Our first use case is reducing logging costs by aligning the volume of logs in your observability tool (such as Splunk, Elastic, Datadog, New Relic etc) with the current state of your infrastructure. When everything is running smoothly, Grepr reduces the volume of data sent to your observability platform. No data is lost as part of this reduction; it is diverted to lower cost bulk storage. When there are incidents or anomalies, Grepr increases data granularity sent to your observability platform ensuring there is sufficient data available for troubleshooting. Additionally, previously diverted data relevant to the incident can be backfilled into your observability platform for continuity.

A few capabilities work together to make sure that Grepr delivers on this promise without impacting the developer experience and your MTTR:

  1. Dynamic aggregation: Grepr automatically understands the patterns in your logs by using unsupervised machine learning and aggregates similar messages together with zero configuration. This capability can reduce log volumes by 80-99% right out of the box. A ton of knobs are available to tune this behavior to your needs. This aggregation results in summaries in addition to samples being sent to your existing vendor. Summaries in logs mean that engineers can see exactly what is happening in their systems without having to sift through thousands of lines of logs. They can use the summaries to then drill down into the relevant logs in the Grepr UI.

  2. Raw data storage: All the original raw logs are stored in low-cost object storage (S3 for now; GCS, Azure later) for later retrieval and debugging. No data is dropped unless you explicitly configure it to be. This store could be a bucket that we host, or a bucket that you own.

  3. Raw data query: Logs are stored efficiently using Apache Parquet files and the Apache Iceberg table format, which enables them to be queried efficiently using our system or any other standard query engine like Spark or Trino. Our APIs and UI allow users to query using a Lucene-based language similar to Datadog's query language with support for other languages planned.

  4. Automated granularity adjustment: When an incident occurs or when there are alerts in your infrastructure, Grepr can automatically ensure that a developer has a complete set of logs to debug the issue. Grepr does this by (1) temporarily increasing the granularity of related logs passing through and (2) backfilling relevant logs from the raw store. This capability can either be triggered manually or automatically based on alerts from your monitoring system or on certain matches in the log data.

  5. REST APIs and UI: Grepr provides a web-based user interface that allows you to create and manage pipelines and to search and manage log data. The same capabilities are available through REST APIs, which allow you to automate your observability pipelines, build much more complex pipelines, and integrate with other systems.

  6. Standard observability pipeline capabilities: Grepr is built on a general-purpose stream processing engine, which enables all the standard observability pipeline capabilities like filtering, parsing, remapping, sampling, routing, etc.

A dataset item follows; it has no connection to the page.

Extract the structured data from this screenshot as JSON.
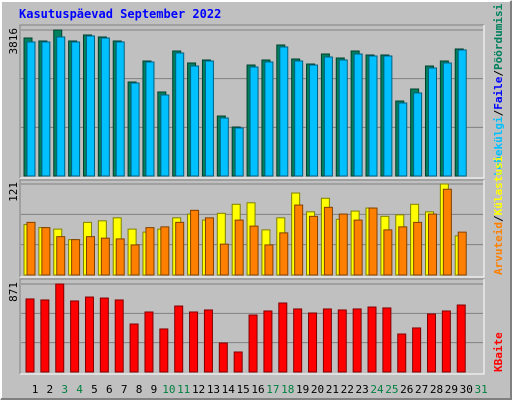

  7. Security and scalability: Grepr is SOC2 Type 2 compliant, and is built with security and scalability as top concerns. Grepr automatically scales to handle any volume of logs. Performance and health of pipelines are monitored and managed by the Grepr team, so you can rest assured that you will always have the logs you need when you need them.

SaaS or Private Cloud

Grepr is mainly available as a SaaS product. For larger deployments and for customers with strict compliance requirements, Grepr also offers a Private Cloud deployment model. For both of these models, we currently only run in AWS, but are planning to support GCP and Azure in the future.

User Interface and API

Grepr offers two powerful ways to interact with the platform:

Web User Interface

We recommend that new users start with our intuitive web UI. It provides:

  • A streamlined, task-oriented experience for creating and managing pipelines
  • Visual tools for searching and exploring log data
  • Dashboards that visualize pipeline performance and data flows
  • Guided workflows for common observability tasks

The UI abstracts away many underlying complexities, making it easy to accomplish common tasks without deep technical knowledge of the system internals.

RESTful API

For advanced users and automation scenarios, our comprehensive RESTful API provides:

  • Complete programmatic control over all Grepr capabilities
  • The ability to integrate Grepr into your existing workflows and tools
  • Powerful customization options for complex observability pipelines
  • Support for infrastructure-as-code and GitOps approaches

As you become more familiar with Grepr, you can gradually transition to API usage for automating repetitive tasks and creating sophisticated custom integrations.